Court Opinion

ID: 9729567
Source: CourtListenerOpinion
Date Created: 2023-08-26 14:42:43.497019+00
Date Added: 2024-06-11T18:25:59.674402
License: Public Domain

DeBRULER, Justice,
concurring.
The initial information charging Brown with attempted murder, prior to its amendment, omitting formal parts and other parts irrelevant to the claim of judge bias, read:
Brown did attempt to commit the crime of Murder by aiming at and firing a handgun at Danny Smith, which conduct constituted a substantial step toward the commission of said crime of Murder.

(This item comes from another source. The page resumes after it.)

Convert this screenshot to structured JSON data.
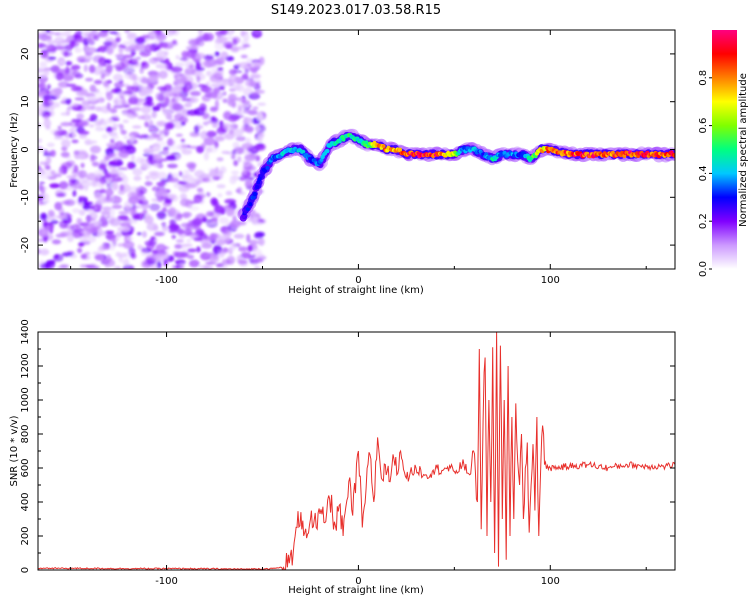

*108The trial court correctly perceived that this information did not adequately set out the necessary elements of the crime of attempted murder, as it failed to state that the acts of the defendant were done with the intent to kill the victim, thereby omitting an essential element. Smith v. State (1984), Ind., 465 N.E.2d 702. The intent-to-kill element is the key element which distinguishes attempted murder from battery of a law enforcement officer and other lesser offenses. Smith v. State (1981), Ind., 422 N.E.2d 1179. In the realization that the law would countenance only a clear, no-nonsense charging information and a clear, no-nonsense jury instruction placing the burden upon the State to prove one of the specific forms of intent essential to the crime of murder, Abdul-Wadood v. State (1988), Ind., 521 N.E.2d 1299, the trial court made contact with both counsel, thereby precipitating a saving amendment. Because of the central character of this pleading problem to the whole case, the special problems presented when the prosecution seeks vindication for injury done to one of its own officials, the closeness of the impending trial, and the open and balanced manner in which it was done, the judge’s incursion here into a realm ordinarily reserved to advocates does not show a disqualifying bias or prejudice, but instead shows a worthy degree of diligence and proper temperament.
SHEPARD, C.J., and PIVARNIK and DICKSON, JJ„ concur.